Bu araştırma sonuçlarına göre bebekler prebiyotik açısından zengin beslendiklerinde bağışıklık sistemleri güçleniyor. Dolayısıyla da daha az antibiyotik kullanıyor. Prebiyotikler sayesinde büyüdüklerinde alerjik hastalıklarla da daha az karşılaşıyorlar. Prebiyotikler bu etkileri bebeklerin bağırsağında iyi bakterileri artırıp, kötü bakterileri azaltarak yapabiliyor. Bağırsaklar üzerindeki bu etkinin, bebeğin sindirim sistemini de olumlu etkilediğini böylelikle ishalin ve kabızlığın da daha az görüldüğünü ve bunun da daha az ağrı anlamına geldiğini de anlatıyor Üner. Anne sütündeki her bir bileşenin ayrı ayrı değeri olduğunu ve yıllar içinde bunu hâlâ kısmen anlayabildiklerini de vurguluyor. Anne sütü araştırma merkezinin başındaki Nutricia Araştırma Merkezi Anne Sütü Araştırma Direktörü Dr. Bernd Stahl da “Doğada bulunan en biyokompleks ürün, ne olduğunu anlamakta bu kadar zorlandığımız başka bir ürün yok” diyerek benzer görüşte olduğunu vurguluyor. O nedenle prebiyotikte olduğu gibi anne sütündeki maddelerin tamamını mamaya koymak yerine anne sütündeki maddelerin vücuttaki etkisini taklit etmeye odaklandıklarını anlatıyor.
Anneler tehlikenin farkında değil
Anne sütünün şimdiye kadar bilinen sayısız faydasından en iyi şekilde yararlanmak için uzmanların sesine kulak vermek gerekiyor. Dr. Üner ”Bebeğin doğumundan 6. aya kadar anne sütü ile devam etmek, eksikliğinde ise formula vermek gerekiyor” diyor. 6. aydan 9. aya kadar en fazla 200-250 mililitre ek besin verilebileceği söyleniyor. Bu da günde en fazla 2 çay bardağı anlamına geliyor. 9. aydan 12. aya kadarsa en fazla 300 mililitre ek besin verilebiliyor.
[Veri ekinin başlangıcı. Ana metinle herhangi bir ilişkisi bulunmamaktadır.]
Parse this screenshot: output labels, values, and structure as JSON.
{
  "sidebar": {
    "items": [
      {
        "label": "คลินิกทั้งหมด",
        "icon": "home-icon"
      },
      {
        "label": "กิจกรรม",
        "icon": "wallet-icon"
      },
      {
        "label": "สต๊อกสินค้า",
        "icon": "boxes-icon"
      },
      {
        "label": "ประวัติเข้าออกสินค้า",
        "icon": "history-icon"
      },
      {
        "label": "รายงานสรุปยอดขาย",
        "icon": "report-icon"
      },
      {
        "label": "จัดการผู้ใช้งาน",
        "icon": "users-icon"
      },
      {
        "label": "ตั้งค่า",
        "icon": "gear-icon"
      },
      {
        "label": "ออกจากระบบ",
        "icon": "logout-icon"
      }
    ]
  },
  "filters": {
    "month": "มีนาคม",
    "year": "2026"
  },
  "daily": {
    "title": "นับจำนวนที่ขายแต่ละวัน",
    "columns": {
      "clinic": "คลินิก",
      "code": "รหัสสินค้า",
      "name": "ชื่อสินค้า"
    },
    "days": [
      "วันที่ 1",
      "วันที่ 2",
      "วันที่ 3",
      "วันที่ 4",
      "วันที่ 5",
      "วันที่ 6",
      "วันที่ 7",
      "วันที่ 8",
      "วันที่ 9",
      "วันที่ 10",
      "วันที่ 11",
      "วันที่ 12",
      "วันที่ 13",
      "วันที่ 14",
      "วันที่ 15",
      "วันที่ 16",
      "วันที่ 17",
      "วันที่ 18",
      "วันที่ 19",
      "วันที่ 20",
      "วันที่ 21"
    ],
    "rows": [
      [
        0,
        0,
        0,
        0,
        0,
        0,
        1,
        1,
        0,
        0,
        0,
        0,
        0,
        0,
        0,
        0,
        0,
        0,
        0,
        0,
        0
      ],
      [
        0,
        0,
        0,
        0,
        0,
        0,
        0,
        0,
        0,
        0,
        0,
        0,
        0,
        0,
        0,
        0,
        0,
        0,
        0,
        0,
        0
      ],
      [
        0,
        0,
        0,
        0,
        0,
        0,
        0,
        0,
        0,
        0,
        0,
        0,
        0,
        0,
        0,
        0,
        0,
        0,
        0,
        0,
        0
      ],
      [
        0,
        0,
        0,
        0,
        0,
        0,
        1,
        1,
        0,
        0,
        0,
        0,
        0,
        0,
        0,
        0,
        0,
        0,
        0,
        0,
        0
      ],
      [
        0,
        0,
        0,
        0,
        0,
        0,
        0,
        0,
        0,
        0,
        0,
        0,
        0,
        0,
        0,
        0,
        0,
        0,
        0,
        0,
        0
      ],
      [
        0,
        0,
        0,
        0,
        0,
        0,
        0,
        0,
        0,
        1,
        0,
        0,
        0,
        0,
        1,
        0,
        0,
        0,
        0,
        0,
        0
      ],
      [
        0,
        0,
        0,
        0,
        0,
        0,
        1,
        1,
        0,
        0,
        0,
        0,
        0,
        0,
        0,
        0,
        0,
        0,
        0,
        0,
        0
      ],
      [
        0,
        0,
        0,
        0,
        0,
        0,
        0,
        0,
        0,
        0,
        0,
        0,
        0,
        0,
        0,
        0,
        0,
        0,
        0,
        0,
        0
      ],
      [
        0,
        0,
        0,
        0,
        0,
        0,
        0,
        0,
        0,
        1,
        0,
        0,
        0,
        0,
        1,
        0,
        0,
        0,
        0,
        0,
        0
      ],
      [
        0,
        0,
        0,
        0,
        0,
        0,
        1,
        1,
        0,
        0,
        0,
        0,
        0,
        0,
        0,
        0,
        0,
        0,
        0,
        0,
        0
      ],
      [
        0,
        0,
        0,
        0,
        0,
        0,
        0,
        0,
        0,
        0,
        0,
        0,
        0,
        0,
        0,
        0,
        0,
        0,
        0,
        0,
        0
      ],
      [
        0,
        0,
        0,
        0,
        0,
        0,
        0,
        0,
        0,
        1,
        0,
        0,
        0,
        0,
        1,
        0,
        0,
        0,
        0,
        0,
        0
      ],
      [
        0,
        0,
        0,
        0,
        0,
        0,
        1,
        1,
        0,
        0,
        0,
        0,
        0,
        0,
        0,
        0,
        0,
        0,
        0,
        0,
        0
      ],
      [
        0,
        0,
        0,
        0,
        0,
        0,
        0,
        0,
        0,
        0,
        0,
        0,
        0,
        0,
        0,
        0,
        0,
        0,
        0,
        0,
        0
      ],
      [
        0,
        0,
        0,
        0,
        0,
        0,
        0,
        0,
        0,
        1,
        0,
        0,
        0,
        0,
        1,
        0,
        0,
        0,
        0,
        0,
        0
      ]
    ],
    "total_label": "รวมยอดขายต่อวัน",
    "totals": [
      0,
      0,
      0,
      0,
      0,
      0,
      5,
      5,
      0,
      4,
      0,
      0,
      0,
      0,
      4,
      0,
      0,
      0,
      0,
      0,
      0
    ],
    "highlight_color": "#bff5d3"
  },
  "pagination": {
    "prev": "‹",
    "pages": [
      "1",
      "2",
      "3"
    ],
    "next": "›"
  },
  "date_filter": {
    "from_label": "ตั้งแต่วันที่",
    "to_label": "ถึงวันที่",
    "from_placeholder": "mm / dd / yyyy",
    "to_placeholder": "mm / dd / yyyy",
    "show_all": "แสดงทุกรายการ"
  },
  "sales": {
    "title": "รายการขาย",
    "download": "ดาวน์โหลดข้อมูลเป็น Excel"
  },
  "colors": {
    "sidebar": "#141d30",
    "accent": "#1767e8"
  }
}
Ek besin miktarının bir damla bile bu sınırların üzerinde olmaması gerektiğinin altını çizen Üner “Avrupa’da bu tartışmalar kapanmış olsa da bizde hâlâ anneler ‘Biberona alışırsa anne sütünü emmez’ diye 3. ayın sonundan itibaren ek besine başlayabiliyor. Üstelik “Ben patates, patlıcan gibi doğal gıdalar veriyorum” diyerek iyi bir şey yaptığını düşünüyor. Oysa bunların içindeki tarım ilacı kalıntılarının ne büyük zararlar verebileceğini düşünmüyor” diye de uyarıyor.